METHODS: The CHHiP trial is a randomised, non-inferiority phase 3 trial done in 71 centres, of which 57 UK hospitals took part in the QoL substudy. Men with localised prostate cancer who were undergoing radiotherapy were eligible for trial entry if they had histologically confirmed T1b-T3aN0M0 prostate cancer, an estimated risk of seminal vesicle involvement less than 30%, prostate-specific antigen concentration less than 30 ng/mL, and a WHO performance status of 0 or 1. Participants were randomly assigned (1:1:1) to receive a standard fractionation schedule of 74 Gy in 37 fractions or one of two hypofractionated schedules: 60 Gy in 20 fractions or 57 Gy in 19 fractions. Randomisation was done with computer-generated permuted block sizes of six and nine, stratified by centre and National Comprehensive Cancer Network (NCCN) risk group. Treatment allocation was not masked. UCLA Prostate Cancer Index (UCLA-PCI), including Short Form (SF)-36 and Functional Assessment of Cancer Therapy-Prostate (FACT-P), or Expanded Prostate Cancer Index Composite (EPIC) and SF-12 quality-of-life questionnaires were completed at baseline, pre-radiotherapy, 10 weeks post-radiotherapy, and 6, 12, 18, and 24 months post-radiotherapy. The CHHiP trial completed accrual on June 16, 2011, and the QoL substudy was closed to further recruitment on Nov 1, 2009. Analysis was on an intention-to-treat basis. The primary endpoint of the QoL substudy was overall bowel bother and comparisons between fractionation groups were done at 24 months post-radiotherapy. The CHHiP trial is registered with ISRCTN registry, number ISRCTN97182923.

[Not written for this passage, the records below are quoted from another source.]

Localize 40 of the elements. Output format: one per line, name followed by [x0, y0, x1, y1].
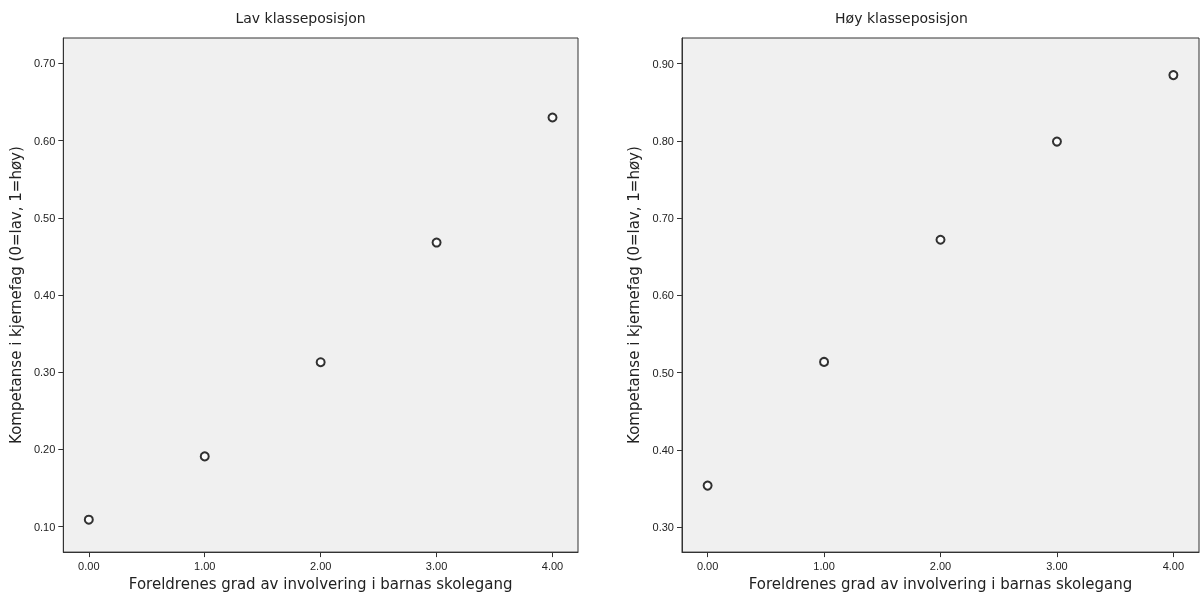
y-tick-label: 0.50	[33, 211, 56, 224]
point	[83, 514, 94, 525]
point	[1051, 136, 1062, 147]
x-tick-label: 1.00	[194, 559, 216, 572]
x-tick-label: 3.00	[1046, 559, 1068, 572]
y-tick-label: 0.40	[33, 289, 56, 302]
x-tick-label: 4.00	[541, 559, 564, 572]
x-axis-title: Foreldrenes grad av involvering i barnas skolegang	[748, 574, 1133, 593]
y-tick-label: 0.60	[33, 134, 56, 147]
x-tick-label: 2.00	[309, 559, 332, 572]
point	[819, 356, 830, 367]
x-axis-title: Foreldrenes grad av involvering i barnas skolegang	[128, 574, 513, 593]
y-tick-label: 0.30	[652, 521, 674, 534]
y-tick-label: 0.60	[652, 289, 674, 302]
y-tick-label: 0.10	[33, 520, 56, 533]
y-tick-label: 0.40	[652, 444, 674, 457]
point	[1168, 70, 1179, 81]
chart-title: Høy klasseposisjon	[835, 10, 968, 26]
y-tick-label: 0.70	[652, 212, 674, 225]
point	[547, 112, 558, 123]
y-tick-label: 0.20	[33, 443, 56, 456]
y-tick-label: 0.90	[652, 57, 674, 70]
point	[702, 480, 713, 491]
point	[431, 237, 442, 248]
point	[199, 451, 210, 462]
chart-title: Lav klasseposisjon	[235, 10, 366, 26]
y-tick-label: 0.50	[652, 366, 674, 379]
y-axis-title: Kompetanse i kjernefag (0=lav, 1=høy)	[6, 146, 25, 444]
x-tick-label: 0.00	[78, 559, 100, 572]
point	[935, 234, 946, 245]
y-axis-title: Kompetanse i kjernefag (0=lav, 1=høy)	[625, 146, 644, 444]
y-tick-label: 0.70	[33, 57, 56, 70]
x-tick-label: 4.00	[1162, 559, 1185, 572]
y-tick-label: 0.80	[652, 134, 674, 147]
x-tick-label: 1.00	[813, 559, 835, 572]
x-tick-label: 3.00	[425, 559, 448, 572]
x-tick-label: 2.00	[929, 559, 952, 572]
point	[315, 357, 326, 368]
y-tick-label: 0.30	[33, 366, 56, 379]
x-tick-label: 0.00	[696, 559, 719, 572]
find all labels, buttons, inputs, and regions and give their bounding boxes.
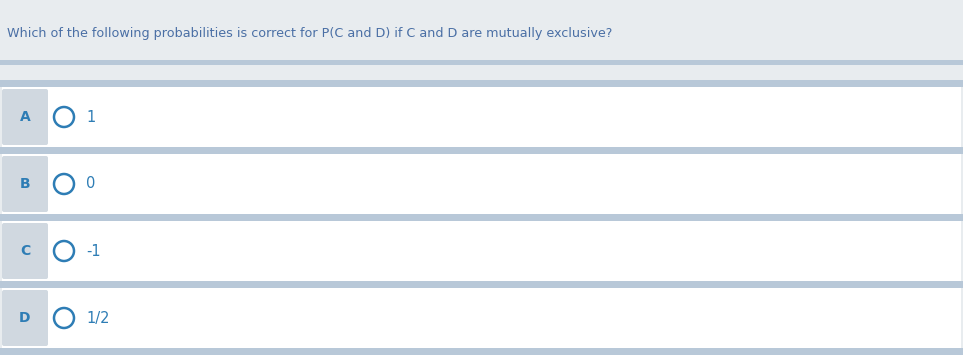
FancyBboxPatch shape: [0, 214, 963, 221]
FancyBboxPatch shape: [2, 154, 961, 214]
FancyBboxPatch shape: [2, 89, 48, 145]
Text: 1/2: 1/2: [86, 311, 110, 326]
Text: 1: 1: [86, 109, 95, 125]
Text: -1: -1: [86, 244, 100, 258]
FancyBboxPatch shape: [0, 0, 963, 60]
FancyBboxPatch shape: [2, 223, 48, 279]
FancyBboxPatch shape: [2, 221, 961, 281]
Text: D: D: [19, 311, 31, 325]
FancyBboxPatch shape: [0, 80, 963, 87]
FancyBboxPatch shape: [0, 348, 963, 355]
Text: 0: 0: [86, 176, 95, 191]
Text: B: B: [19, 177, 30, 191]
FancyBboxPatch shape: [0, 147, 963, 154]
FancyBboxPatch shape: [2, 290, 48, 346]
Text: C: C: [20, 244, 30, 258]
FancyBboxPatch shape: [2, 288, 961, 348]
Text: Which of the following probabilities is correct for P(C and D) if C and D are mu: Which of the following probabilities is …: [7, 27, 612, 39]
FancyBboxPatch shape: [2, 87, 961, 147]
Text: A: A: [19, 110, 31, 124]
FancyBboxPatch shape: [0, 281, 963, 288]
FancyBboxPatch shape: [2, 156, 48, 212]
FancyBboxPatch shape: [0, 60, 963, 65]
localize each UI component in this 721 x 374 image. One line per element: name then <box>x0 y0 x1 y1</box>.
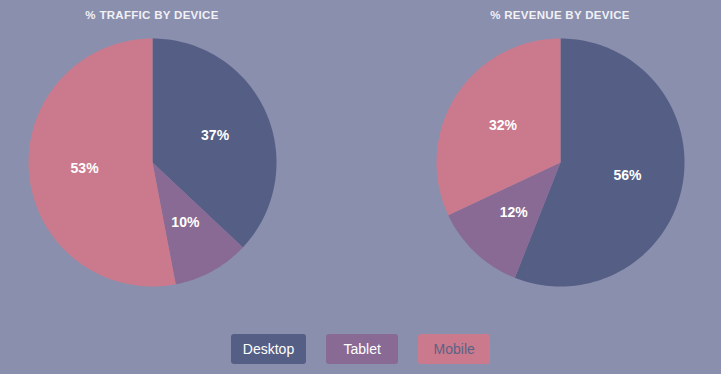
html-text:Tablet: Tablet <box>343 341 381 357</box>
html-text:Desktop: Desktop <box>242 341 295 357</box>
svg-text:10%: 10% <box>171 214 200 230</box>
svg-text:37%: 37% <box>201 127 230 143</box>
html-text:% TRAFFIC BY DEVICE: % TRAFFIC BY DEVICE <box>85 9 219 21</box>
svg-text:32%: 32% <box>489 117 518 133</box>
svg-text:12%: 12% <box>500 204 529 220</box>
html-text:Mobile: Mobile <box>433 341 475 357</box>
html-text:% REVENUE BY DEVICE: % REVENUE BY DEVICE <box>490 9 630 21</box>
svg-text:53%: 53% <box>71 160 100 176</box>
svg-text:56%: 56% <box>613 167 642 183</box>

FINDINGS: 2100 participants in the CHHiP trial consented to be included in the QoL substudy: 696 assigned to the 74 Gy schedule, 698 assigned to the 60 Gy schedule, and 706 assigned to the 57 Gy schedule. Of these individuals, 1659 (79%) provided data pre-radiotherapy and 1444 (69%) provided data at 24 months after radiotherapy. Median follow-up was 50·0 months (IQR 38·4-64·2) on April 9, 2014, which was the most recent follow-up measurement of all data collected before the QoL data were analysed in September, 2014. Comparison of 74 Gy in 37 fractions, 60 Gy in 20 fractions, and 57 Gy in 19 fractions groups at 2 years showed no overall bowel bother in 269 (66%), 266 (65%), and 282 (65%) men; very small bother in 92 (22%), 91 (22%), and 93 (21%) men; small bother in 26 (6%), 28 (7%), and 38 (9%) men; moderate bother in 19 (5%), 23 (6%), and 21 (5%) men, and severe bother in four (<1%), three (<1%) and three (<1%) men respectively (74 Gy vs 60 Gy, ptrend=0.64, 74 Gy vs 57 Gy, ptrend=0·59). We saw no differences between treatment groups in change of bowel bother score from baseline or pre-radiotherapy to 24 months.
INTERPRETATION: The incidence of patient-reported bowel symptoms was low and similar between patients in the 74 Gy control group and the hypofractionated groups up to 24 months after radiotherapy. If efficacy outcomes from CHHiP show non-inferiority for hypofractionated treatments, these findings will add to the growing evidence for moderately hypofractionated radiotherapy schedules becoming the standard treatment for localised prostate cancer.
FUNDING: Cancer Research UK, Department of Health, and the National Institute for Health Research Cancer Research Network.